With same amount of data I did kmeans clustering in C++
and it was totally fine and fast without any problem.
is there any idea how can I resolve this problem?
this is the error I got
MemoryError Traceback (most recent call last)
<ipython-input-4-ed4b060ccea1> in <module>()
41 # This gives a perspective into the density and separation of the formed
42 # clusters
---> 43 silhouette_avg = silhouette_score(X, cluster_labels)
44 print("For n_clusters =", n_clusters,
45 "The average silhouette_score is :", silhouette_avg)
/usr/lib64/python2.7/site-packages/sklearn/metrics/cluster/unsupervised.pyc in silhouette_score(X, labels, metric, sample_size, random_state, **kwds)
82 else:
83 X, labels = X[indices], labels[indices]
---> 84 return np.mean(silhouette_samples(X, labels, metric=metric, **kwds))
85
86
/usr/lib64/python2.7/site-packages/sklearn/metrics/cluster/unsupervised.pyc in silhouette_samples(X, labels, metric, **kwds)
141
142 """
--> 143 distances = pairwise_distances(X, metric=metric, **kwds)
144 n = labels.shape[0]
145 A = np.array([_intra_cluster_distance(distances[i], labels, i)
/usr/lib64/python2.7/site-packages/sklearn/metrics/pairwise.pyc in pairwise_distances(X, Y, metric, n_jobs, **kwds)

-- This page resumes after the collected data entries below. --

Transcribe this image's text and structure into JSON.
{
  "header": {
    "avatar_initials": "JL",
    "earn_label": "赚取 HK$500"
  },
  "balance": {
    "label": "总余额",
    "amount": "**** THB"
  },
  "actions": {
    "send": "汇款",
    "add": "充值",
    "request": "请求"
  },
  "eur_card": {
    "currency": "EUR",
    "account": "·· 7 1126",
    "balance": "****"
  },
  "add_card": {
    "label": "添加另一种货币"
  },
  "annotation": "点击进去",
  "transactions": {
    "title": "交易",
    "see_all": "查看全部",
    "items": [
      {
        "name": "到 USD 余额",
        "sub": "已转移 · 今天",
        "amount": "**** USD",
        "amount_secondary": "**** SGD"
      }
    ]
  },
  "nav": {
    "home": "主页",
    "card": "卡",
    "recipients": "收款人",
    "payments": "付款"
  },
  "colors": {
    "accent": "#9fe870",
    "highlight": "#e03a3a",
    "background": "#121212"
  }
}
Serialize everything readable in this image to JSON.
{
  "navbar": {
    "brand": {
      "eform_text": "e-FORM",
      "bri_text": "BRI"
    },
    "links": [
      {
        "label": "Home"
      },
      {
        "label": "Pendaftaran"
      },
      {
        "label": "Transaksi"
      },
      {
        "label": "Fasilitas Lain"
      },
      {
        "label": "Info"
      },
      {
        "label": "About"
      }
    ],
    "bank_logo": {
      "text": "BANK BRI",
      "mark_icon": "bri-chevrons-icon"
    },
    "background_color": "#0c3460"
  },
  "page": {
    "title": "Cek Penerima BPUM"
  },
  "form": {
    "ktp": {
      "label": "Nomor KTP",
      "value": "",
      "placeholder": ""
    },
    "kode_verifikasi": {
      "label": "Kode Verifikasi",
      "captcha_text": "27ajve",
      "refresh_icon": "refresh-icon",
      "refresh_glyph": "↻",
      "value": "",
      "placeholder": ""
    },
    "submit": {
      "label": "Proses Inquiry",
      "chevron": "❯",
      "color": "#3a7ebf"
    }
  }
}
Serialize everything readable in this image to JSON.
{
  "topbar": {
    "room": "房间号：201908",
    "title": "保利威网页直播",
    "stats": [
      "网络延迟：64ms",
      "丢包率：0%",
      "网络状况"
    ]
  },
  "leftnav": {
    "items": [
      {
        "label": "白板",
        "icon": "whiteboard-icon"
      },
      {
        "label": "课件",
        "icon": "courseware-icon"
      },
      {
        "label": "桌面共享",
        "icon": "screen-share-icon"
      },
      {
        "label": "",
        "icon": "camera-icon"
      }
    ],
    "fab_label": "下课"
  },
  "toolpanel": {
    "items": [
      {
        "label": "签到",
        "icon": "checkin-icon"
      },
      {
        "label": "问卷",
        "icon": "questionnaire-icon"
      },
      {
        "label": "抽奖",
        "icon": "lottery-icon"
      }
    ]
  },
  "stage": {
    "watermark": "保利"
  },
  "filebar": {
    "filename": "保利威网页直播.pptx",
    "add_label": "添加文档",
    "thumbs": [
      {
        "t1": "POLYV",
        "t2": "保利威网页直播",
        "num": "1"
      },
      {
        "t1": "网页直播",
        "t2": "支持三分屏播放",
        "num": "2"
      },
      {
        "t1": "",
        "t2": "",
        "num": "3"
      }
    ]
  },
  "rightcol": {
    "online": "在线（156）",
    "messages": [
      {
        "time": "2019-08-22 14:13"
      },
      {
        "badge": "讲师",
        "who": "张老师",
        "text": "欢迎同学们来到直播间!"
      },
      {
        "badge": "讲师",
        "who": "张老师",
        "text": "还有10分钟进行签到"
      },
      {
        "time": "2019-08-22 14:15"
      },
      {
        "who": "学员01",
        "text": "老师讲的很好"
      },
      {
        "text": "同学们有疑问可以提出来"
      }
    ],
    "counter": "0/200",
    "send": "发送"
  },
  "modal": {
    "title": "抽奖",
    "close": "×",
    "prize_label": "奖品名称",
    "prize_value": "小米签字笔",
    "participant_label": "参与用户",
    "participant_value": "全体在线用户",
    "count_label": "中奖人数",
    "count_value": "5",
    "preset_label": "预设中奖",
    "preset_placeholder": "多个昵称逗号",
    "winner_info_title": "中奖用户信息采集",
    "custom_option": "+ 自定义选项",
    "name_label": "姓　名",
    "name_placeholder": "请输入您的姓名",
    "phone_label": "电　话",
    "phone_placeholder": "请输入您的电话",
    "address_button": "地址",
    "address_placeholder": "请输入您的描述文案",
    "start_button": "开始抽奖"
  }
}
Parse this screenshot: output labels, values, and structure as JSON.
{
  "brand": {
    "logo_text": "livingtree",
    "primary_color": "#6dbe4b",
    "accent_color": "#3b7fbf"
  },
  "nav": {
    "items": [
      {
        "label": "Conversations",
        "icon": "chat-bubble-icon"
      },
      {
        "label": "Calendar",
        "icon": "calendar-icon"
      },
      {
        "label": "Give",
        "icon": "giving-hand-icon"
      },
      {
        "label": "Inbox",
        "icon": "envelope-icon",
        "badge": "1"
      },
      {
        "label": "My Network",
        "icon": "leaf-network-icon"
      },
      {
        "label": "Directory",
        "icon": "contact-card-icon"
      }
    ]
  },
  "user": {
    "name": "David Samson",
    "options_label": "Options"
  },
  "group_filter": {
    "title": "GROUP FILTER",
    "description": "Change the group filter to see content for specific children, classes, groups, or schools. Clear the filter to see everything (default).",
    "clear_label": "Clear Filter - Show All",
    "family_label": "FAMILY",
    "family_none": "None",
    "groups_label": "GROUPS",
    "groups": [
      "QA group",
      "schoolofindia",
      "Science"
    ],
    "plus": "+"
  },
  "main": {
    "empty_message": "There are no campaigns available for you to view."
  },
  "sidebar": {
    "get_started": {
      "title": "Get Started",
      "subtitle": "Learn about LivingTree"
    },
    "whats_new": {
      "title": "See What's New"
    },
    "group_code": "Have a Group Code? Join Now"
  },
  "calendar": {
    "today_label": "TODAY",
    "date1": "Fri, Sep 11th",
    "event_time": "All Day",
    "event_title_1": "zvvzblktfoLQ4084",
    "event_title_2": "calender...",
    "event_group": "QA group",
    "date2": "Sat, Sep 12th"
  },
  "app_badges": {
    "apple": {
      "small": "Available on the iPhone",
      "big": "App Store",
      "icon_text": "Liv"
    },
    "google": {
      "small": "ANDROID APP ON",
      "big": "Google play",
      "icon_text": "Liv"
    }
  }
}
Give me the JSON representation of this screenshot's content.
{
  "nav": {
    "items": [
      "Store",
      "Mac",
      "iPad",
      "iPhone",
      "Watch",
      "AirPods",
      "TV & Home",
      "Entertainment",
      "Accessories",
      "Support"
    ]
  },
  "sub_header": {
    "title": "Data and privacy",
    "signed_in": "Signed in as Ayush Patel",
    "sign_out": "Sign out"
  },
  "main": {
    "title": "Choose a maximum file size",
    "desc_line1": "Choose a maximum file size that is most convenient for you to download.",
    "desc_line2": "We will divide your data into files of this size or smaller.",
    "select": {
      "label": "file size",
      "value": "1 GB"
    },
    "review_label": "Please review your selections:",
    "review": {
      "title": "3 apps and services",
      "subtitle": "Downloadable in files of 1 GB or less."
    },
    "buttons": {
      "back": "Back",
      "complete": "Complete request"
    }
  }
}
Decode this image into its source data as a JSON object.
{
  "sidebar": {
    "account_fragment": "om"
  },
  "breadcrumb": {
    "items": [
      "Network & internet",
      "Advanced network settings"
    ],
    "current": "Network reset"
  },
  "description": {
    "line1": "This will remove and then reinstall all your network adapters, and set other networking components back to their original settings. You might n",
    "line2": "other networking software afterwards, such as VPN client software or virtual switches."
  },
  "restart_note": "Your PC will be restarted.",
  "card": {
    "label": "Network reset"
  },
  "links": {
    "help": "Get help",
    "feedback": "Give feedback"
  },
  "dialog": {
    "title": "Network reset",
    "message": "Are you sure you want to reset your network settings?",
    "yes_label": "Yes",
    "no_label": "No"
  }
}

649 func = pairwise_distance_functions[metric]
650 if n_jobs == 1:
--> 651 return func(X, Y, **kwds)
652 else:
653 return _parallel_pairwise(X, Y, func, n_jobs, **kwds)
/usr/lib64/python2.7/site-packages/sklearn/metrics/pairwise.pyc in euclidean_distances(X, Y, Y_norm_squared, squared)
181 distances.flat[::distances.shape[0] + 1] = 0.0
182
--> 183 return distances if squared else np.sqrt(distances)
184
185
MemoryError:
Upvotes: 1
Views: 3104
Reputation: 77454
It's not k-means which runs out of memory.
But the Silhouette evaluation index needs quadratic distance computations, and apparently sklearn tries to do this by computing a distance matrix. Most likely, it will even need multiple copies of it.
Now, do the math yourself. Most implementations run out of memory at around 64k instances when trying to compute a full distance matrix.
Thus, remove the call to silhouette.
Upvotes: 2